En la costa de Anatolia les aguardaban tres hombres y una reata de borricos. A lomos de las bestias remontaron las montañas de la costa y alcanzaron una alquería. Tres días después, sobre los mismos asnos, arribaron a Kusa— dasi. Allí permanecieron escondidos tres semanas. Al cabo de ese tiempo, llegaron a Esmirna en un taxi desvencijado.

El grupo se disolvió en el mismo aeropuerto. Helena y Miguel, tal como estaba convenido, volaron juntos hasta Roma. Era la primera vez que se veían a solas desde aquella mañana en la cubierta del Atlantis.

—Y ahora, ¿qué?

—Simplemente, esperar. Tenemos que desaparecer por una temporada. Cuando la ISSSCO renuncie a capturarnos, tendrá que resolver acerca de nuestro ultimátum. Si prefiere seguir luchando, volveremos a luchar.

—No preguntaba eso. Te preguntaba por mí.

—Al llegar a Roma te daré dinero. Es mejor que no vuelvas a Grecia en algunas semanas. Vete a donde quieras. No me digas a qué sitio. No quiero saberlo. Es más seguro.

—Quiero ir contigo.

—Has tenido mucha suerte, Helena. Has salido bien librada de este golpe, pero no siempre sucede así. La próxima vez...

—Quiero ir contigo.

—Duplicaremos el riesgo si nos quedamos juntos.

—No. En cualquier lugar del mundo un hombre y una mujer no tienen que dar razón alguna al hecho de vivir juntos. Un hombre solitario, una mujer solitaria, son siempre un cebo para la sospecha.

—Si te quedas conmigo y te cogen, no tendrán piedad de ti.

—Quiero ir contigo. Siempre, Miguel.

No se detuvieron en Roma más que el tiempo imprescindible para cambiar de avión. Dos días después alquilaron una casita de campo a veinte kilómetros de Douar— nenez, tierra adentro. Fueron felices. La televisión se había olvidado ya del hundimiento del Atlantis y dedicaba horas y más horas a los preparativos de la gran expedición a los aledaños de Júpiter. La Federación Americana había enviado a Florida tres divisiones aerotransportadas para hacer frente a la marcha de los adversarios del proyecto. Dos japoneses se dinamitaron ante la Casa Blanca en señal de protesta. El mundo, decían los fanáticos de la campaña anti-Júpiter, necesita mil cosas más urgentes que unos datos más sobre la atmósfera jupiterina.
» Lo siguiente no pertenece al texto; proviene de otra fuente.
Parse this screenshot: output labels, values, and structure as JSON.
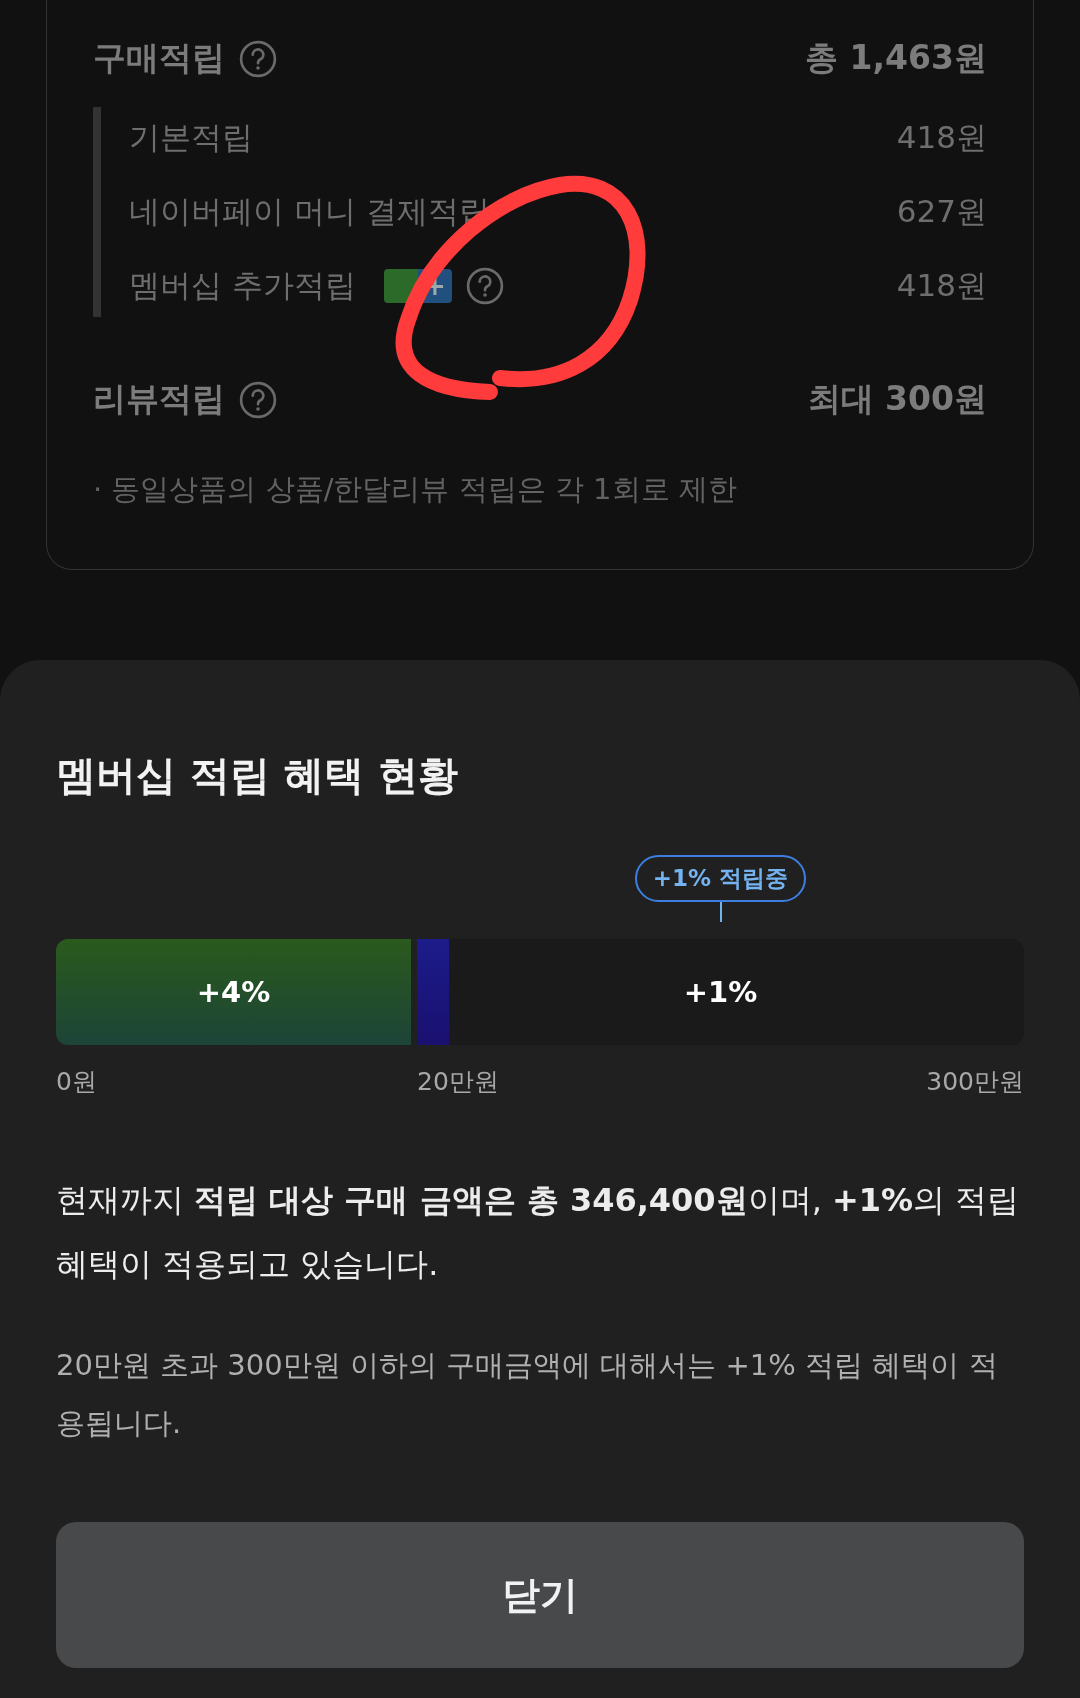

Miguel parecía haberse olvidado también de la ISSSCO y de los Hogares Aborígenes. Se levantaba temprano. Daba largos paseos bajo la lluvia. Engordó un poco. Por las tardes jugaba interminables partidas de ajedrez con Helena. Perdía casi siempre. Sólo se irritaba cuando en un movimiento de ella creía descubrir un error premeditado para regalarle la victoria.

Al segundo día de su estancia, Helena tomó en la carretera el autobús articulado que llevaba a los aldeanos a hacer sus compras en Douarnenez. Regresó cargada de víveres y de tubos de pintura. Obligó a Miguel a que posara para ella. Era un Miguel con ropas de campesino mediterráneo, de piel oscura, pero de rasgos latinos, sobre un fondo de tierras pardas, viejas y erosionadas que no existía en el paisaje bretón.

Después colocó su caballete en la huerta y pintó la casa. Una tarde, cuando daba los últimos toques al cuadro, el autobús dejó junto a su puerta a un muchacho enclenque y tímido, cuyas manos se hundían en los bolsillos del impermeable. En 1a casa no había armas y Helena sintió pronto miedo de aquel chico de mirada febril que preguntó por Miguel Gori. Y nadie conocía aquel nombre en la vecindad.

No le dejó pasar a la huerta. Cruzó apresurada entre los cuadros de lechugas y de patatas y penetró en la casa. Miguel leía tumbado en la cama. A su lado, sobre el suelo se apilaban seis o siete libros que había encontrado la tarde anterior en un rincón del desván.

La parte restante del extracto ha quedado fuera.